Abstract

Human interactions with the critical zone through land use can alter soil phosphorus (P) cycling and distribution. These P changes occur through both time and space as P is taken up by plants, and as added P fertilizer is translocated downslopes and throughout the soil profile by erosion and leaching. In the southeastern US Piedmont, one hundred years of forest clearing and farming that included P fertilization caused severe surface erosion prior to reforestation. Previous research has demonstrated elevated surface soil P in farmed ridge tops even after 70 years of reforestation, but little data exists on P redistribution downslope of down profile during these 70 years. Based on this history of land uses, the objective of this study is to investigate the effect of different land use on P losses over time. Combined with multiple years of current site data on soils, soil solutions, and stream waters, we use the soil and water assessment tool (SWAT) to simulate different land use trajectories (Mature deciduous forest, upland agriculture and lowland forest, farmland, afforestation, and mixed-forest) to assess the land use effects on P movement. SWAT is calibrated and validated for two small watersheds in the Calhoun Critical Zone Observatory in South Carolina, USA. This validated model is used for simulating the effect of different land uses on P movement to surface water and vertical re-distribution into soil.
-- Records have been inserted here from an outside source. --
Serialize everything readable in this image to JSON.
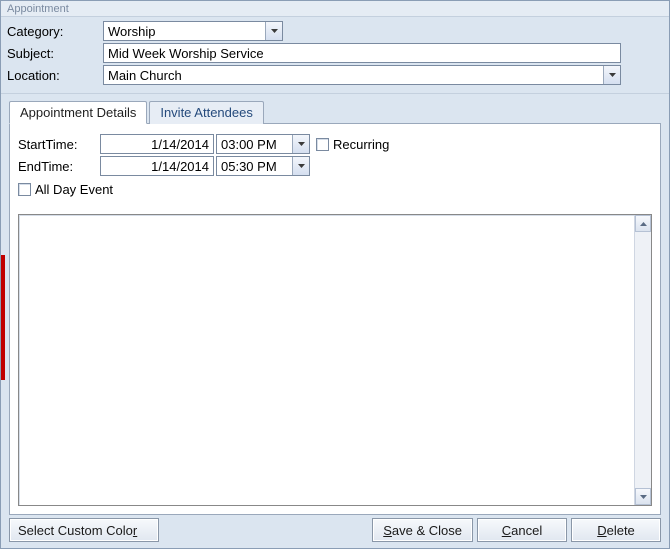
{
  "window": {
    "title": "Appointment"
  },
  "header": {
    "category_label": "Category:",
    "category_value": "Worship",
    "subject_label": "Subject:",
    "subject_value": "Mid Week Worship Service",
    "location_label": "Location:",
    "location_value": "Main Church"
  },
  "tabs": {
    "details": "Appointment Details",
    "invite": "Invite Attendees"
  },
  "details": {
    "start_label": "StartTime:",
    "start_date": "1/14/2014",
    "start_time": "03:00 PM",
    "end_label": "EndTime:",
    "end_date": "1/14/2014",
    "end_time": "05:30 PM",
    "recurring_label": "Recurring",
    "allday_label": "All Day Event"
  },
  "footer": {
    "custom_color_prefix": "Select Custom Colo",
    "custom_color_ul": "r",
    "save_ul": "S",
    "save_suffix": "ave & Close",
    "cancel_ul": "C",
    "cancel_suffix": "ancel",
    "delete_ul": "D",
    "delete_suffix": "elete"
  }
}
We expected that P movement in watersheds during long-term farming and fertilizing is higher relative to other land use structures, but that P loss continues over decades. Results indicates the annually total P loss in farmland was six times greater than forest land cover (0.6 kg ha-1); even though, the P fractions enriched when watershed was under cultivation. This study demonstrated how historical land use impact on soil P over time.

Citation

Foroughi, Maryam, John Mallard, Daniel Markewitz (2019): Modeling Phosphorus Losses and Distribution in Different Land Uses over Time. ASA-CSSA-SSSA International Annual Meeting, 10-13 Nov. 2019, San Antonio, Texas.

This Paper/Book acknowledges NSF CZO grant support.